One of the lesser talked about features of the city, which makes it such a great place to explore on foot, are the many ‘squares’. Many are at the entrance to a Metro Stations, which are named after them, so jumping on and off the train is a way to see them. The fares are cheap too only a couple of Euro, even cheaper if a ticket for several days is purchases. They are easy to walk to and from, as many are only 5 mins apart, therefore several can be seen in one afternoon. The great thing about these squares are that they are all different, some have park areas, most have bars and restaurants, many have traditional and modern shops, a number have religious or cultural buildings in them, but they all have character. Popular ones are; Omonia, Kotzia, Klavthmonos, Monastiraki, Agoras and Syntagma.

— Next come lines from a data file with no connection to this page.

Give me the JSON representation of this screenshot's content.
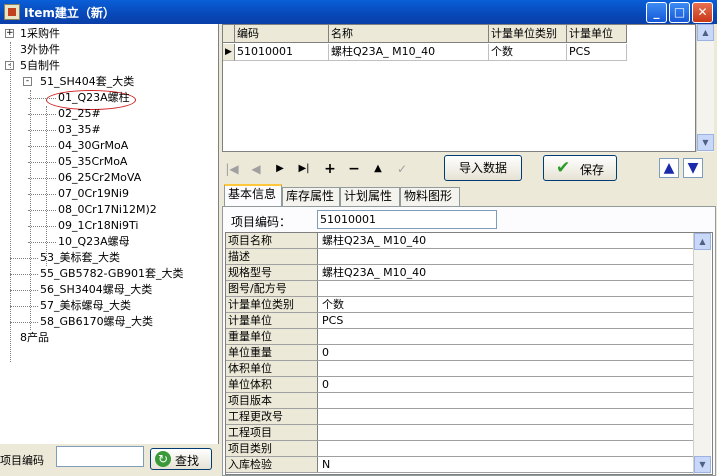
{
  "window": {
    "title": "Item建立（新）"
  },
  "tree": {
    "nodes": [
      {
        "label": "1采购件",
        "level": 0,
        "expander": "+"
      },
      {
        "label": "3外协件",
        "level": 0,
        "expander": ""
      },
      {
        "label": "5自制件",
        "level": 0,
        "expander": "-"
      },
      {
        "label": "51_SH404套_大类",
        "level": 1,
        "expander": "-"
      },
      {
        "label": "01_Q23A螺柱",
        "level": 2,
        "expander": ""
      },
      {
        "label": "02_25#",
        "level": 2,
        "expander": ""
      },
      {
        "label": "03_35#",
        "level": 2,
        "expander": ""
      },
      {
        "label": "04_30GrMoA",
        "level": 2,
        "expander": ""
      },
      {
        "label": "05_35CrMoA",
        "level": 2,
        "expander": ""
      },
      {
        "label": "06_25Cr2MoVA",
        "level": 2,
        "expander": ""
      },
      {
        "label": "07_0Cr19Ni9",
        "level": 2,
        "expander": ""
      },
      {
        "label": "08_0Cr17Ni12M)2",
        "level": 2,
        "expander": ""
      },
      {
        "label": "09_1Cr18Ni9Ti",
        "level": 2,
        "expander": ""
      },
      {
        "label": "10_Q23A螺母",
        "level": 2,
        "expander": ""
      },
      {
        "label": "53_美标套_大类",
        "level": 1,
        "expander": ""
      },
      {
        "label": "55_GB5782-GB901套_大类",
        "level": 1,
        "expander": ""
      },
      {
        "label": "56_SH3404螺母_大类",
        "level": 1,
        "expander": ""
      },
      {
        "label": "57_美标螺母_大类",
        "level": 1,
        "expander": ""
      },
      {
        "label": "58_GB6170螺母_大类",
        "level": 1,
        "expander": ""
      },
      {
        "label": "8产品",
        "level": 0,
        "expander": ""
      }
    ]
  },
  "search": {
    "label": "项目编码",
    "value": "",
    "button": "查找"
  },
  "item_grid": {
    "headers": [
      "编码",
      "名称",
      "计量单位类别",
      "计量单位"
    ],
    "rows": [
      [
        "51010001",
        "螺柱Q23A_ M10_40",
        "个数",
        "PCS"
      ]
    ]
  },
  "toolbar": {
    "nav": [
      "|◀",
      "◀",
      "▶",
      "▶|",
      "+",
      "−",
      "▲",
      "✓"
    ],
    "import_label": "导入数据",
    "save_label": "保存",
    "up_label": "▲",
    "down_label": "▼"
  },
  "tabs": [
    "基本信息",
    "库存属性",
    "计划属性",
    "物料图形"
  ],
  "basic": {
    "code_label": "项目编码：",
    "code_value": "51010001",
    "properties": [
      {
        "name": "项目名称",
        "value": "螺柱Q23A_ M10_40"
      },
      {
        "name": "描述",
        "value": ""
      },
      {
        "name": "规格型号",
        "value": "螺柱Q23A_ M10_40"
      },
      {
        "name": "图号/配方号",
        "value": ""
      },
      {
        "name": "计量单位类别",
        "value": "个数"
      },
      {
        "name": "计量单位",
        "value": "PCS"
      },
      {
        "name": "重量单位",
        "value": ""
      },
      {
        "name": "单位重量",
        "value": "0"
      },
      {
        "name": "体积单位",
        "value": ""
      },
      {
        "name": "单位体积",
        "value": "0"
      },
      {
        "name": "项目版本",
        "value": ""
      },
      {
        "name": "工程更改号",
        "value": ""
      },
      {
        "name": "工程项目",
        "value": ""
      },
      {
        "name": "项目类别",
        "value": ""
      },
      {
        "name": "入库检验",
        "value": "N"
      }
    ]
  }
}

Syntagma is also the name of the central train station, which most routes intersect at some point, so it is useful to know its name and location (it is a 10 Euro fare from the Airport to reach the station and the same to return). The Metro lines are coloured Green, Red and Blue and are easy and safe to use. It is also the location of the parliament building, which is an impressive site, but it is where they have ‘the changing of the guard ceremony’. Members of the Evzones Unit of the army, carry out a complicated ritual at 11am every morning, as they change shifts in protecting the building. It is an elaborate display that takes some time, with the soldiers wearing ceremonial costumes, so worth a watch. A lot of the walking tours meet near there and it is also only a twenty minute walk to the Acropolis too. ‘Little Aiolou Street’ as it is known locally, is a section of this long street that is closest to the Acropolis and is a little gem of an area. It is a tree lined section of street with; churches, gardens, squares, bars and restaurants, shops, craft stalls and archaeological sites. Either on route to or coming from the Acropolis, try and take-in this area of the city, as it has a very cool vibe and atmosphere.
It actually leads to The Ancient Agora of Athens, which is the best-known example of a Greek Agora and Tower of the Winds, which is an octagonal Pentelic marble clocktower. They are surrendered by squares, bars and restaurants and are at the base and start of the walk to the Acropolis.
There are a variety of accommodation in Athens, but visitors will find it hard to beat the Radissonblu Park Hotel, with its roof-top pool, high class and uniquely designed; rooms, bars, restaurants, and conference rooms. Add to this, it’s convenient location, the delightful park directly opposite, well equipped gym & sauna, plus the top-class service from all the staff. A further treat would be to ask for a room with an Acropolis-View and it may even include a charming additional port-hole window with a tunnelled vision of the Parthenon, which at night is amazing.
Athens may be a worldwide known destination and with globally renown buildings, but do not let this stop the city letting it show you its ‘real’ self. Of course, every visitor should visit all the main attractions, as they are iconic, but explore the streets of the city, especially the ‘squares’, as there are many of them and all with different styles, atmospheres and characters.